Is K. right? Maybe. That depends on what context he's thinking about - the
kind of startups he's done, probably. I suspect that he's likely making an
attempt (a regretful one, I must add) to generalize whatever it is he's
learnt, and apply that to every single bloody startup there is out there.

Because almost everything he's saying is utter rubbish, applied to web
startups. The context isn't right. Google won because of cleaner design?
Right. Sure. The iPod was a lousier product? Right. Sure. Microsoft and
Windows as an example of how to do things? I'm not sure if that's the right
advice he should be giving to a young student-entrepreneur. 'Be like
Microsoft' doesn't make much sense when you consider the fact that Microsoft
wasn't much like Microsoft when they first started out.

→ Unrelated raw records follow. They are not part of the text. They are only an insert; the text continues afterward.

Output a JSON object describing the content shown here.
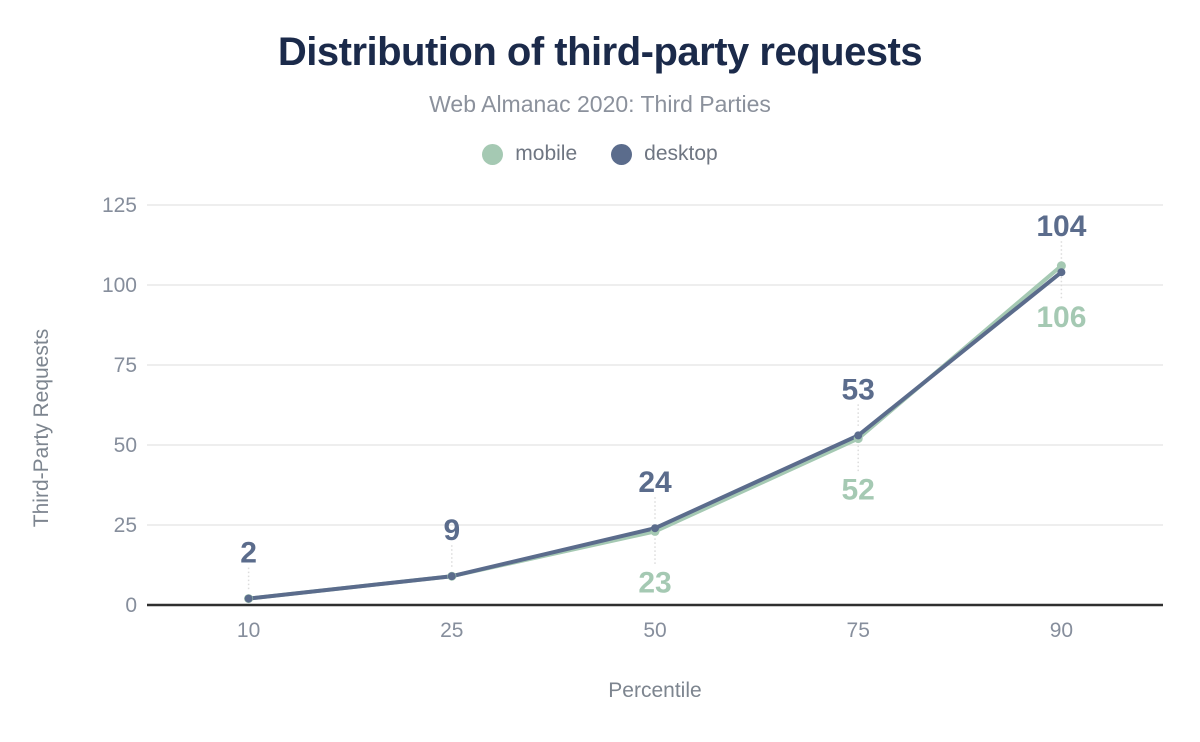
{
  "header": {
    "title": "Distribution of third-party requests",
    "subtitle": "Web Almanac 2020: Third Parties"
  },
  "legend": {
    "items": [
      {
        "label": "mobile",
        "color": "#a5c9b3"
      },
      {
        "label": "desktop",
        "color": "#5b6c8c"
      }
    ]
  },
  "axes": {
    "x_title": "Percentile",
    "y_title": "Third-Party Requests"
  },
  "chart_data": {
    "type": "line",
    "title": "Distribution of third-party requests",
    "subtitle": "Web Almanac 2020: Third Parties",
    "xlabel": "Percentile",
    "ylabel": "Third-Party Requests",
    "categories": [
      "10",
      "25",
      "50",
      "75",
      "90"
    ],
    "series": [
      {
        "name": "mobile",
        "color": "#a5c9b3",
        "values": [
          2,
          9,
          23,
          52,
          106
        ],
        "point_labels": [
          "",
          "",
          "23",
          "52",
          "106"
        ],
        "label_side": "below",
        "marker_radius": 4.5
      },
      {
        "name": "desktop",
        "color": "#5b6c8c",
        "values": [
          2,
          9,
          24,
          53,
          104
        ],
        "point_labels": [
          "2",
          "9",
          "24",
          "53",
          "104"
        ],
        "label_side": "above",
        "marker_radius": 4
      }
    ],
    "ylim": [
      0,
      125
    ],
    "yticks": [
      0,
      25,
      50,
      75,
      100,
      125
    ],
    "grid": true,
    "legend_position": "top"
  },
  "colors": {
    "title": "#1b2a4a",
    "subtitle": "#8b919c",
    "tick_text": "#868e9c",
    "axis_title_text": "#7d858f",
    "gridline": "#e9e9e9",
    "axis_line": "#2f2f2f",
    "leader_line": "#dcdcdc",
    "background": "#ffffff"
  }
}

Paul Buchheit has an opposing view point
([http://paulbuchheit.blogspot.com/2010/02/if-your-product-
is-...](http://paulbuchheit.blogspot.com/2010/02/if-your-product-is-great-it-
doesnt-need.html)) that you should consider - one of the _many_ people who say
things that run contrary to K.'s advice, I must add. (See also pg's How to
Start a Startup <http://www.paulgraham.com/start.html>)

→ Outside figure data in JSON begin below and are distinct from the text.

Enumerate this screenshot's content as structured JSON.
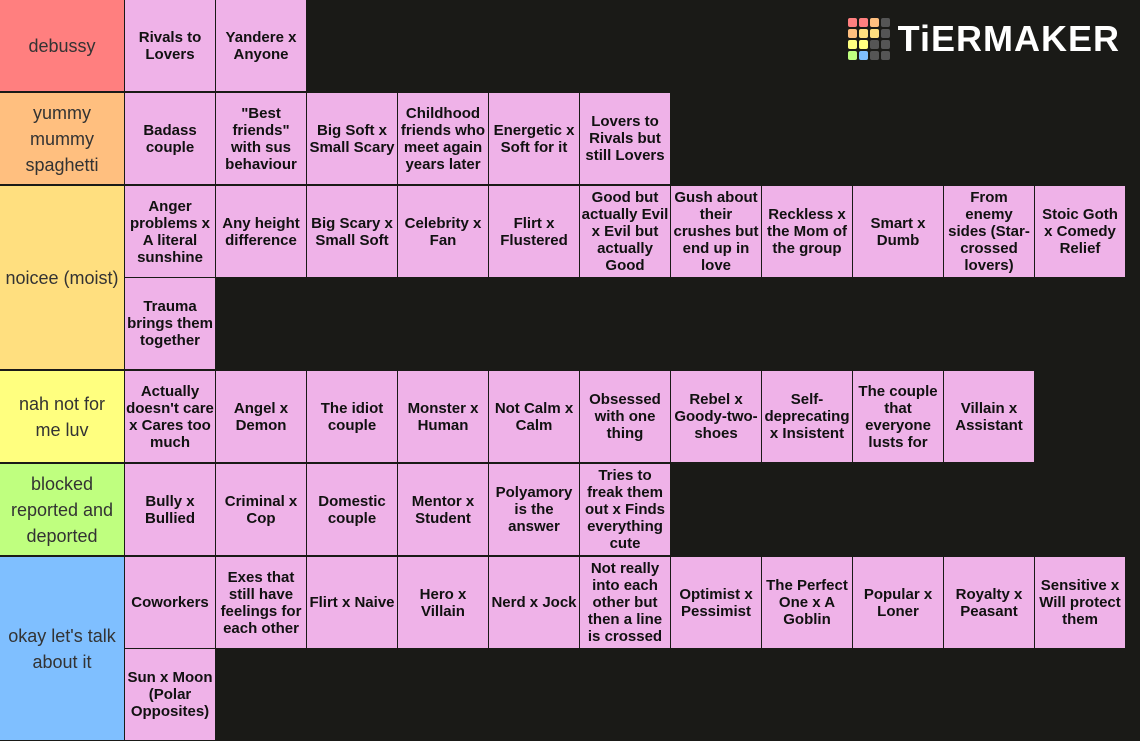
{
  "logo": "TiERMAKER",
  "tiers": [
    {
      "label": "debussy",
      "color": "#ff7f7f",
      "items": [
        "Rivals to Lovers",
        "Yandere x Anyone"
      ]
    },
    {
      "label": "yummy mummy spaghetti",
      "color": "#ffbf7f",
      "items": [
        "Badass couple",
        "\"Best friends\" with sus behaviour",
        "Big Soft x Small Scary",
        "Childhood friends who meet again years later",
        "Energetic x Soft for it",
        "Lovers to Rivals but still Lovers"
      ]
    },
    {
      "label": "noicee (moist)",
      "color": "#ffdf7f",
      "items": [
        "Anger problems x A literal sunshine",
        "Any height difference",
        "Big Scary x Small Soft",
        "Celebrity x Fan",
        "Flirt x Flustered",
        "Good but actually Evil x Evil but actually Good",
        "Gush about their crushes but end up in love",
        "Reckless x the Mom of the group",
        "Smart x Dumb",
        "From enemy sides (Star-crossed lovers)",
        "Stoic Goth x Comedy Relief",
        "Trauma brings them together"
      ]
    },
    {
      "label": "nah not for me luv",
      "color": "#ffff7f",
      "items": [
        "Actually doesn't care x Cares too much",
        "Angel x Demon",
        "The idiot couple",
        "Monster x Human",
        "Not Calm x Calm",
        "Obsessed with one thing",
        "Rebel x Goody-two-shoes",
        "Self-deprecating x Insistent",
        "The couple that everyone lusts for",
        "Villain x Assistant"
      ]
    },
    {
      "label": "blocked reported and deported",
      "color": "#bfff7f",
      "items": [
        "Bully x Bullied",
        "Criminal x Cop",
        "Domestic couple",
        "Mentor x Student",
        "Polyamory is the answer",
        "Tries to freak them out x Finds everything cute"
      ]
    },
    {
      "label": "okay let's talk about it",
      "color": "#7fbfff",
      "items": [
        "Coworkers",
        "Exes that still have feelings for each other",
        "Flirt x Naive",
        "Hero x Villain",
        "Nerd x Jock",
        "Not really into each other but then a line is crossed",
        "Optimist x Pessimist",
        "The Perfect One x A Goblin",
        "Popular x Loner",
        "Royalty x Peasant",
        "Sensitive x Will protect them",
        "Sun x Moon (Polar Opposites)"
      ]
    }
  ]
}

I suppose it all boils down to: a) what kind of business do you want to build?
Because that determines b) who you listen to. If you want to get into K.'s
space, that's fine. He's probably right. But if you want to build a Google, or
an Apple - heck, even a Microsoft ... well you should consider looking
elsewhere.

------
erikstarck
This story reminds me of the book "The Art of Profitability" which is told in
the same master-student setup. Well worth a read!

------
bhiggins
Riiiight, if only AltaVista had done a redesign... sure.